A data source is an information resource. Data sources include sources of data that enable data storage and retrieval. Data sources may include databases, such as, relational, transactional, hierarchical, multi-dimensional (e. g., OLAP), object oriented databases, and the like. Further data sources include tabular data (e. g., spreadsheets, delimited text tiles), data tagged with a markup language (e. g., XML data), transactional data, unstructured data (e. g., text files, screen scrapings), hierarchical data (e. g., data in a file system, XML data), files, a plurality of reports, and any other data source accessible through an established protocol, such as, Open DataBase Connectivity (ODBC), produced by an underlying software system (e. g., ERP system), and the like. Data sources may also include a data source where the data is not tangibly stored or otherwise ephemeral such as data streams, broadcast data, and the like. These data sources can include associated data foundations, semantic layers, management systems, security systems and so on.
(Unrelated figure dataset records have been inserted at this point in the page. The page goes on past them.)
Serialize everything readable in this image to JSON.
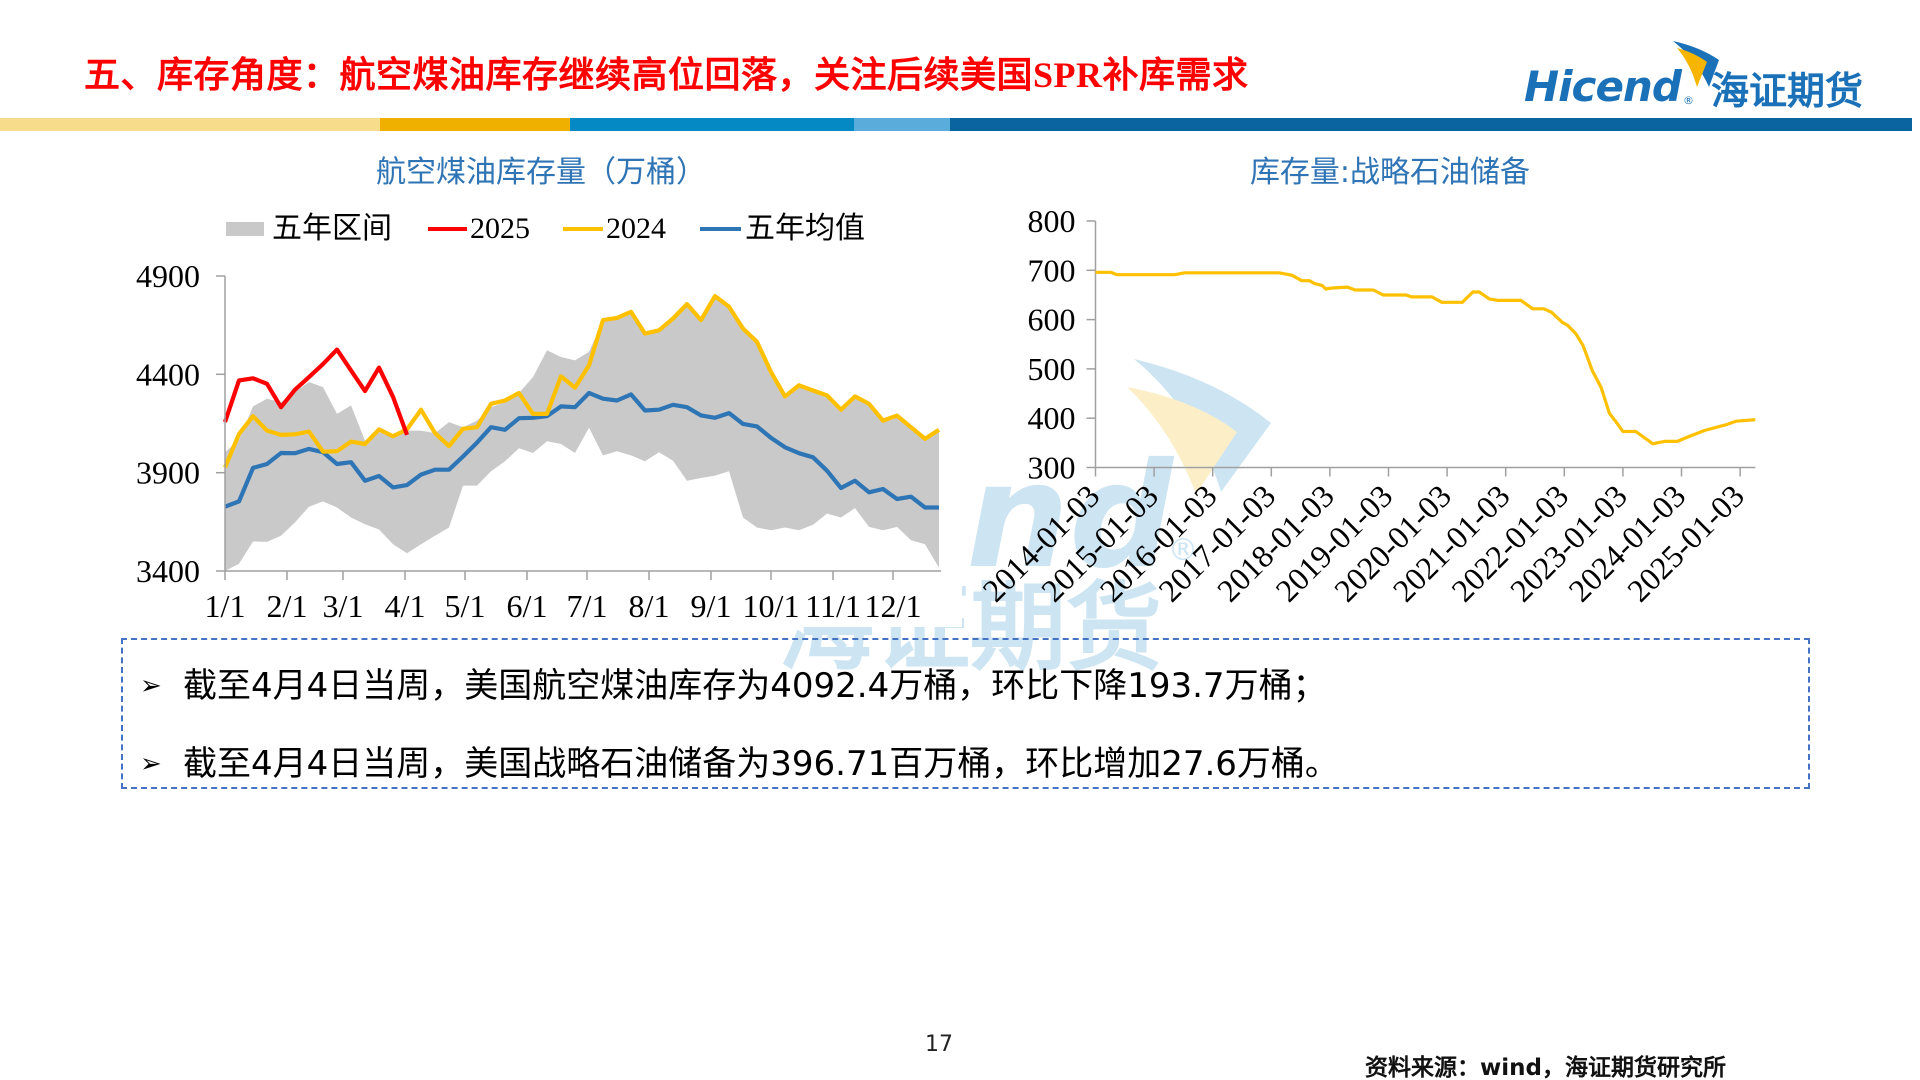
{
  "header": {
    "title": "五、库存角度：航空煤油库存继续高位回落，关注后续美国SPR补库需求",
    "title_color": "#FF0000",
    "bar_colors": [
      "#F7DC8C",
      "#F0B000",
      "#0489C4",
      "#5AACDB",
      "#0A64A0"
    ]
  },
  "logo": {
    "latin": "Hicend",
    "registered": "®",
    "cn": "海证期货",
    "blue": "#1A71B8",
    "yellow": "#F7B500"
  },
  "watermark": {
    "latin": "nd",
    "registered": "®",
    "cn": "海证期货",
    "blue": "#CDE5F3",
    "yellow": "#FCEFC8"
  },
  "chart_title_color": "#2F74B5",
  "notes": {
    "bullet_icon": "➢",
    "border_color": "#4472C4",
    "items": [
      "截至4月4日当周，美国航空煤油库存为4092.4万桶，环比下降193.7万桶；",
      "截至4月4日当周，美国战略石油储备为396.71百万桶，环比增加27.6万桶。"
    ]
  },
  "footer": {
    "page_number": "17",
    "source": "资料来源：wind，海证期货研究所"
  },
  "chart_data": [
    {
      "type": "line",
      "title": "航空煤油库存量（万桶）",
      "xlabel": "",
      "ylabel": "",
      "ylim": [
        3400,
        4900
      ],
      "yticks": [
        3400,
        3900,
        4400,
        4900
      ],
      "grid": false,
      "legend_position": "top",
      "x_unit": "week of year (step = 7 days from 1/1)",
      "days_per_step": 7,
      "x_ticks": [
        {
          "label": "1/1",
          "day": 0
        },
        {
          "label": "2/1",
          "day": 31
        },
        {
          "label": "3/1",
          "day": 59
        },
        {
          "label": "4/1",
          "day": 90
        },
        {
          "label": "5/1",
          "day": 120
        },
        {
          "label": "6/1",
          "day": 151
        },
        {
          "label": "7/1",
          "day": 181
        },
        {
          "label": "8/1",
          "day": 212
        },
        {
          "label": "9/1",
          "day": 243
        },
        {
          "label": "10/1",
          "day": 273
        },
        {
          "label": "11/1",
          "day": 304
        },
        {
          "label": "12/1",
          "day": 334
        }
      ],
      "series": [
        {
          "id": "range",
          "name": "五年区间",
          "kind": "band",
          "color": "#C9C9C9",
          "lower": [
            3400,
            3437,
            3550,
            3548,
            3579,
            3647,
            3727,
            3754,
            3723,
            3672,
            3638,
            3611,
            3536,
            3490,
            3536,
            3579,
            3621,
            3834,
            3834,
            3907,
            3958,
            4024,
            4000,
            4060,
            4046,
            4000,
            4128,
            3988,
            4009,
            3988,
            3958,
            4004,
            3961,
            3859,
            3873,
            3885,
            3907,
            3672,
            3621,
            3607,
            3621,
            3607,
            3635,
            3692,
            3672,
            3720,
            3624,
            3607,
            3624,
            3556,
            3536,
            3417
          ],
          "upper": [
            4004,
            4067,
            4237,
            4276,
            4259,
            4310,
            4361,
            4335,
            4199,
            4242,
            4063,
            4106,
            4089,
            4114,
            4114,
            4101,
            4157,
            4131,
            4165,
            4233,
            4259,
            4305,
            4386,
            4522,
            4488,
            4471,
            4514,
            4676,
            4687,
            4718,
            4607,
            4624,
            4684,
            4757,
            4676,
            4798,
            4744,
            4633,
            4565,
            4412,
            4288,
            4344,
            4318,
            4293,
            4220,
            4288,
            4250,
            4165,
            4190,
            4131,
            4072,
            4118
          ]
        },
        {
          "id": "y2025",
          "name": "2025",
          "kind": "line",
          "color": "#FF0000",
          "values": [
            4157,
            4369,
            4380,
            4352,
            4233,
            4322,
            4386,
            4452,
            4526,
            4420,
            4315,
            4434,
            4286,
            4092
          ]
        },
        {
          "id": "y2024",
          "name": "2024",
          "kind": "line",
          "color": "#FFC000",
          "values": [
            3927,
            4097,
            4187,
            4114,
            4092,
            4095,
            4109,
            4007,
            4009,
            4058,
            4046,
            4120,
            4085,
            4120,
            4220,
            4101,
            4035,
            4123,
            4131,
            4250,
            4267,
            4305,
            4199,
            4199,
            4390,
            4332,
            4446,
            4676,
            4687,
            4718,
            4607,
            4624,
            4684,
            4757,
            4676,
            4798,
            4744,
            4633,
            4565,
            4412,
            4288,
            4344,
            4318,
            4293,
            4220,
            4288,
            4250,
            4165,
            4190,
            4131,
            4072,
            4118
          ]
        },
        {
          "id": "avg5y",
          "name": "五年均值",
          "kind": "line",
          "color": "#2E75B6",
          "values": [
            3727,
            3754,
            3924,
            3944,
            4000,
            3999,
            4021,
            4004,
            3944,
            3953,
            3859,
            3883,
            3825,
            3837,
            3890,
            3915,
            3915,
            3982,
            4053,
            4131,
            4118,
            4177,
            4179,
            4187,
            4237,
            4233,
            4305,
            4276,
            4267,
            4298,
            4216,
            4220,
            4245,
            4233,
            4191,
            4179,
            4203,
            4148,
            4135,
            4077,
            4029,
            3999,
            3978,
            3910,
            3822,
            3859,
            3800,
            3817,
            3766,
            3778,
            3723,
            3723
          ]
        }
      ]
    },
    {
      "type": "line",
      "title": "库存量:战略石油储备",
      "xlabel": "",
      "ylabel": "",
      "ylim": [
        300,
        800
      ],
      "yticks": [
        300,
        400,
        500,
        600,
        700,
        800
      ],
      "xlim": [
        2014.0,
        2025.26
      ],
      "grid": false,
      "legend_position": "none",
      "x_ticks": [
        "2014-01-03",
        "2015-01-03",
        "2016-01-03",
        "2017-01-03",
        "2018-01-03",
        "2019-01-03",
        "2020-01-03",
        "2021-01-03",
        "2022-01-03",
        "2023-01-03",
        "2024-01-03",
        "2025-01-03"
      ],
      "series": [
        {
          "id": "spr",
          "name": "库存量:战略石油储备",
          "color": "#FFC000",
          "points": [
            [
              2014.0,
              696
            ],
            [
              2014.26,
              696
            ],
            [
              2014.37,
              691
            ],
            [
              2015.35,
              691
            ],
            [
              2015.52,
              695
            ],
            [
              2017.13,
              695
            ],
            [
              2017.35,
              690
            ],
            [
              2017.52,
              679
            ],
            [
              2017.65,
              679
            ],
            [
              2017.74,
              673
            ],
            [
              2017.87,
              669
            ],
            [
              2017.93,
              662
            ],
            [
              2018.04,
              664
            ],
            [
              2018.3,
              666
            ],
            [
              2018.43,
              660
            ],
            [
              2018.74,
              660
            ],
            [
              2018.91,
              650
            ],
            [
              2019.3,
              650
            ],
            [
              2019.39,
              646
            ],
            [
              2019.74,
              646
            ],
            [
              2019.91,
              635
            ],
            [
              2020.26,
              635
            ],
            [
              2020.44,
              656
            ],
            [
              2020.55,
              656
            ],
            [
              2020.72,
              642
            ],
            [
              2020.87,
              639
            ],
            [
              2021.26,
              639
            ],
            [
              2021.46,
              622
            ],
            [
              2021.65,
              622
            ],
            [
              2021.78,
              615
            ],
            [
              2021.96,
              595
            ],
            [
              2022.06,
              588
            ],
            [
              2022.2,
              571
            ],
            [
              2022.32,
              547
            ],
            [
              2022.48,
              496
            ],
            [
              2022.63,
              462
            ],
            [
              2022.77,
              410
            ],
            [
              2022.88,
              393
            ],
            [
              2023.0,
              373
            ],
            [
              2023.22,
              373
            ],
            [
              2023.51,
              348
            ],
            [
              2023.62,
              351
            ],
            [
              2023.71,
              353
            ],
            [
              2023.93,
              353
            ],
            [
              2024.09,
              361
            ],
            [
              2024.39,
              375
            ],
            [
              2024.74,
              386
            ],
            [
              2024.93,
              394
            ],
            [
              2025.26,
              397
            ]
          ]
        }
      ]
    }
  ]
}
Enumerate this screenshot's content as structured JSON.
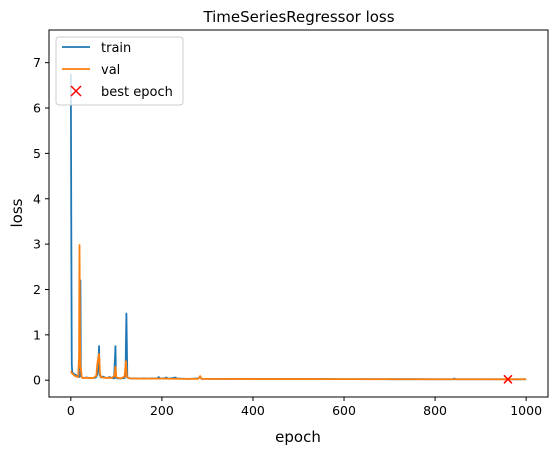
{
  "chart_data": {
    "type": "line",
    "title": "TimeSeriesRegressor loss",
    "xlabel": "epoch",
    "ylabel": "loss",
    "xlim": [
      -48,
      1048
    ],
    "ylim": [
      -0.37,
      7.72
    ],
    "xticks": [
      0,
      200,
      400,
      600,
      800,
      1000
    ],
    "yticks": [
      0,
      1,
      2,
      3,
      4,
      5,
      6,
      7
    ],
    "grid": false,
    "legend": {
      "placement": "top-left",
      "entries": [
        "train",
        "val",
        "best epoch"
      ]
    },
    "series": [
      {
        "name": "train",
        "color": "#1f77b4",
        "points": [
          [
            0,
            6.75
          ],
          [
            1,
            3.2
          ],
          [
            2,
            0.35
          ],
          [
            3,
            0.18
          ],
          [
            5,
            0.15
          ],
          [
            8,
            0.13
          ],
          [
            10,
            0.12
          ],
          [
            13,
            0.1
          ],
          [
            16,
            0.08
          ],
          [
            18,
            0.07
          ],
          [
            20,
            0.09
          ],
          [
            21,
            2.2
          ],
          [
            22,
            0.1
          ],
          [
            24,
            0.06
          ],
          [
            28,
            0.05
          ],
          [
            35,
            0.06
          ],
          [
            40,
            0.05
          ],
          [
            50,
            0.05
          ],
          [
            55,
            0.06
          ],
          [
            58,
            0.12
          ],
          [
            60,
            0.3
          ],
          [
            62,
            0.75
          ],
          [
            63,
            0.12
          ],
          [
            66,
            0.06
          ],
          [
            70,
            0.08
          ],
          [
            75,
            0.06
          ],
          [
            80,
            0.05
          ],
          [
            85,
            0.07
          ],
          [
            90,
            0.05
          ],
          [
            95,
            0.04
          ],
          [
            98,
            0.75
          ],
          [
            99,
            0.05
          ],
          [
            102,
            0.04
          ],
          [
            110,
            0.04
          ],
          [
            118,
            0.05
          ],
          [
            120,
            0.12
          ],
          [
            122,
            1.47
          ],
          [
            124,
            0.06
          ],
          [
            130,
            0.04
          ],
          [
            140,
            0.04
          ],
          [
            150,
            0.035
          ],
          [
            160,
            0.04
          ],
          [
            170,
            0.035
          ],
          [
            180,
            0.04
          ],
          [
            190,
            0.035
          ],
          [
            193,
            0.07
          ],
          [
            196,
            0.035
          ],
          [
            205,
            0.04
          ],
          [
            210,
            0.06
          ],
          [
            213,
            0.035
          ],
          [
            220,
            0.04
          ],
          [
            230,
            0.06
          ],
          [
            233,
            0.035
          ],
          [
            240,
            0.035
          ],
          [
            260,
            0.03
          ],
          [
            280,
            0.04
          ],
          [
            284,
            0.08
          ],
          [
            287,
            0.03
          ],
          [
            300,
            0.03
          ],
          [
            350,
            0.028
          ],
          [
            400,
            0.027
          ],
          [
            450,
            0.026
          ],
          [
            500,
            0.025
          ],
          [
            550,
            0.025
          ],
          [
            600,
            0.024
          ],
          [
            650,
            0.024
          ],
          [
            700,
            0.023
          ],
          [
            750,
            0.023
          ],
          [
            800,
            0.022
          ],
          [
            840,
            0.022
          ],
          [
            842,
            0.04
          ],
          [
            845,
            0.022
          ],
          [
            900,
            0.021
          ],
          [
            950,
            0.021
          ],
          [
            960,
            0.02
          ],
          [
            1000,
            0.021
          ]
        ]
      },
      {
        "name": "val",
        "color": "#ff7f0e",
        "points": [
          [
            0,
            0.2
          ],
          [
            2,
            0.16
          ],
          [
            4,
            0.14
          ],
          [
            6,
            0.12
          ],
          [
            8,
            0.1
          ],
          [
            10,
            0.09
          ],
          [
            13,
            0.08
          ],
          [
            16,
            0.07
          ],
          [
            18,
            0.5
          ],
          [
            19,
            2.98
          ],
          [
            20,
            1.0
          ],
          [
            21,
            0.3
          ],
          [
            22,
            0.25
          ],
          [
            24,
            0.06
          ],
          [
            28,
            0.05
          ],
          [
            40,
            0.05
          ],
          [
            50,
            0.05
          ],
          [
            56,
            0.1
          ],
          [
            58,
            0.35
          ],
          [
            60,
            0.48
          ],
          [
            62,
            0.58
          ],
          [
            64,
            0.15
          ],
          [
            66,
            0.07
          ],
          [
            70,
            0.06
          ],
          [
            80,
            0.05
          ],
          [
            90,
            0.05
          ],
          [
            96,
            0.1
          ],
          [
            98,
            0.3
          ],
          [
            100,
            0.06
          ],
          [
            110,
            0.04
          ],
          [
            118,
            0.08
          ],
          [
            121,
            0.42
          ],
          [
            123,
            0.07
          ],
          [
            130,
            0.04
          ],
          [
            150,
            0.035
          ],
          [
            180,
            0.035
          ],
          [
            200,
            0.035
          ],
          [
            250,
            0.03
          ],
          [
            280,
            0.03
          ],
          [
            284,
            0.09
          ],
          [
            287,
            0.03
          ],
          [
            300,
            0.03
          ],
          [
            400,
            0.026
          ],
          [
            500,
            0.025
          ],
          [
            600,
            0.024
          ],
          [
            700,
            0.023
          ],
          [
            800,
            0.022
          ],
          [
            900,
            0.021
          ],
          [
            960,
            0.02
          ],
          [
            1000,
            0.021
          ]
        ]
      },
      {
        "name": "best epoch",
        "color": "#ff0000",
        "marker": "x",
        "points": [
          [
            960,
            0.02
          ]
        ]
      }
    ]
  }
}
In the above description, numerous specific details are set forth to provide a thorough understanding of embodiments. One skilled in the relevant art will recognize, however that the embodiments can be practiced without one or more of the specific details or with other methods, components, techniques, etc. in other instances, well-known operations or structures are not shown or described in details.
Although the processes illustrated and described herein include series of steps, it will be appreciated that the different embodiments are not limited by the illustrated ordering of steps, as some steps may occur in different orders, some concurrently with other steps apart from that shown and described herein. In addition, not all illustrated steps may be required to implement a methodology in accordance with the one or more embodiments. Moreover, it will be appreciated that the processes may be implemented in association with the apparatus and systems illustrated and described herein as well as in association with other systems not illustrated.
The above descriptions and illustrations of embodiments, including what is described in the Abstract, is not intended to be exhaustive or to limit the one or more embodiments to the precise forms disclosed. While specific embodiments of, and examples for, the present disclosure are described herein for illustrative purposes, various equivalent modifications are possible within the scope of the present disclosure, as those skilled in the relevant art will recognize. These modifications can be made in light of the above detailed description. Rather, the scope is to be determined by the following claims, which are to be interpreted in accordance with established doctrines of claim construction.